Passing through Cheapside, which runs between Kensington Place and Elizabeth Place, one comes to the People's Park. From its upper slopes, on Westmount (formerly Mont Patibulaire or Gallows Hill), lovely views of St. Aubin's Bay and Elizabeth Castle may be had. The winding walks, avenues and vistas form a welcome retreat from the thoroughfares of St. Helier. Here it was that the Jersey Militia, under Major Peirson, assembled immediately before the Battle of Jersey.
Adjoining the park is a Bowling Green, and at the lower end, at the corner of Peirson Road, is the Triangle Park, a small three-sided enclosure, with lawn and seats. Here the band plays on fine Sunday evenings. A short distance beyond these open spaces is the Lower Park, a small strip with tennis courts, facing Victoria Avenue.
By continuing in the same direction along Victoria Avenue as far as the First Tower, and then branching to the right, the New Park, presented to St. Helier by Mr. Gervaise Le Gros, a former Jurat of the Royal Court, will be seen. In the centre are some so-called Druidical remains.
During the summer the New Park is the scene of a Battle of Flowers of similar character to those held at Nice, Monte Carlo, and other places in the Riviera.

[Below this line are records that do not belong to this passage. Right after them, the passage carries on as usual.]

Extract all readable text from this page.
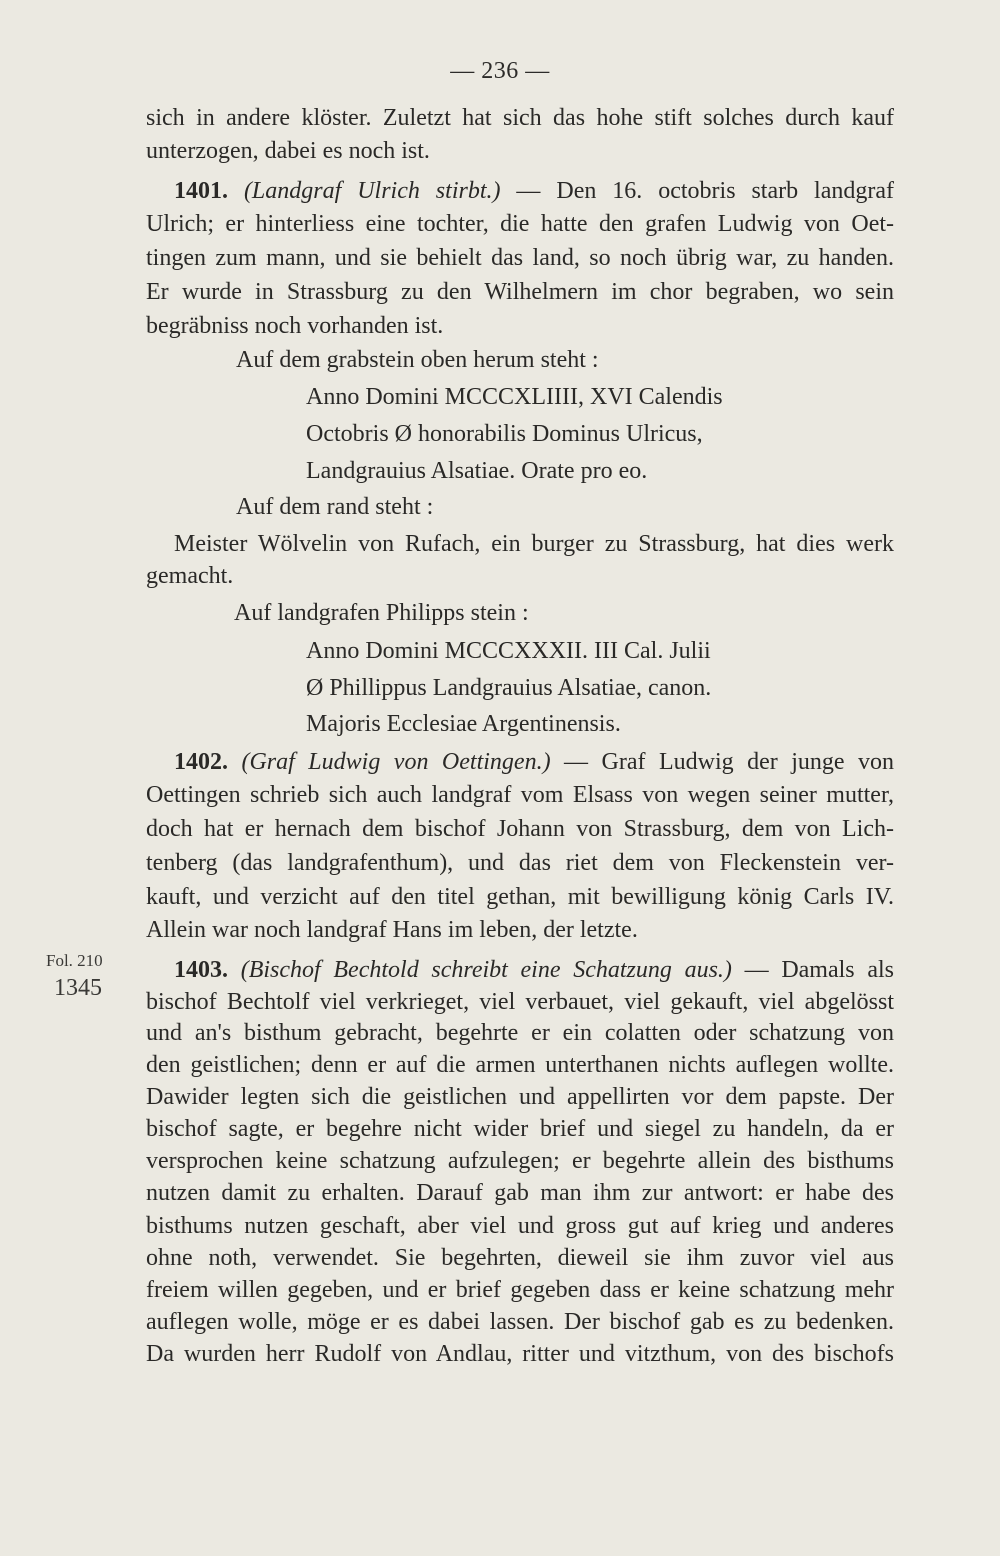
— 236 —
sich in andere klöster. Zuletzt hat sich das hohe stift solches durch kauf
unterzogen, dabei es noch ist.
1401. (Landgraf Ulrich stirbt.) — Den 16. octobris starb landgraf
Ulrich; er hinterliess eine tochter, die hatte den grafen Ludwig von Oet-
tingen zum mann, und sie behielt das land, so noch übrig war, zu handen.
Er wurde in Strassburg zu den Wilhelmern im chor begraben, wo sein
begräbniss noch vorhanden ist.
Auf dem grabstein oben herum steht :
Anno Domini MCCCXLIIII, XVI Calendis
Octobris Ø honorabilis Dominus Ulricus,
Landgrauius Alsatiae. Orate pro eo.
Auf dem rand steht :
Meister Wölvelin von Rufach, ein burger zu Strassburg, hat dies werk
gemacht.
Auf landgrafen Philipps stein :
Anno Domini MCCCXXXII. III Cal. Julii
Ø Phillippus Landgrauius Alsatiae, canon.
Majoris Ecclesiae Argentinensis.
1402. (Graf Ludwig von Oettingen.) — Graf Ludwig der junge von
Oettingen schrieb sich auch landgraf vom Elsass von wegen seiner mutter,
doch hat er hernach dem bischof Johann von Strassburg, dem von Lich-
tenberg (das landgrafenthum), und das riet dem von Fleckenstein ver-
kauft, und verzicht auf den titel gethan, mit bewilligung könig Carls IV.
Allein war noch landgraf Hans im leben, der letzte.
Fol. 210
1345
1403. (Bischof Bechtold schreibt eine Schatzung aus.) — Damals als
bischof Bechtolf viel verkrieget, viel verbauet, viel gekauft, viel abgelösst
und an's bisthum gebracht, begehrte er ein colatten oder schatzung von
den geistlichen; denn er auf die armen unterthanen nichts auflegen wollte.
Dawider legten sich die geistlichen und appellirten vor dem papste. Der
bischof sagte, er begehre nicht wider brief und siegel zu handeln, da er
versprochen keine schatzung aufzulegen; er begehrte allein des bisthums
nutzen damit zu erhalten. Darauf gab man ihm zur antwort: er habe des
bisthums nutzen geschaft, aber viel und gross gut auf krieg und anderes
ohne noth, verwendet. Sie begehrten, dieweil sie ihm zuvor viel aus
freiem willen gegeben, und er brief gegeben dass er keine schatzung mehr
auflegen wolle, möge er es dabei lassen. Der bischof gab es zu bedenken.
Da wurden herr Rudolf von Andlau, ritter und vitzthum, von des bischofs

Victoria Avenue is an alternative name for the Esplanade, bordering the bay. An extension was opened in 1922, making this marine promenade, so far as size goes, one of the finest in the British Isles. Unfortunately, so severe are the south-westerly gales during winter that it has proved impossible to get young trees to withstand their devastating effects, and the promenade has consequently a rather bare appearance.
During the potato season the Esplanade presents a marvellous sight in the evening. Hundreds of wagons and carts enter it from the country, and almost block the traffic, although the road has a width of from fifty to sixty feet. And it is worth going to the Pier after dinner, to see the mountains of barrels, brought by the vehicles, being put on board the steamer by a crane which lifts sixteen tubs at a time.
The Esplanade borders St. Aubin's Bay, the inlet having been named after the small town on its western side. It is the principal bay on the southern coast, and some say the grandest in the Channel Islands. It, of course, shows to best advantage at high water. Then the scene comprises the graceful curve of the coast, the surrounding hills (green and wooded), the blue water, the fringe of yellow sand, and that picturesque pile, Elizabeth Castle.
Between St. Aubin, near the west side of the bay, and St. Helier, are several tiny villages, each pretty in its way.
Skirting the bay, along which are planted miniature stations, is the Western Railway, which runs on to Corbiere, the south-western extremity of Jersey.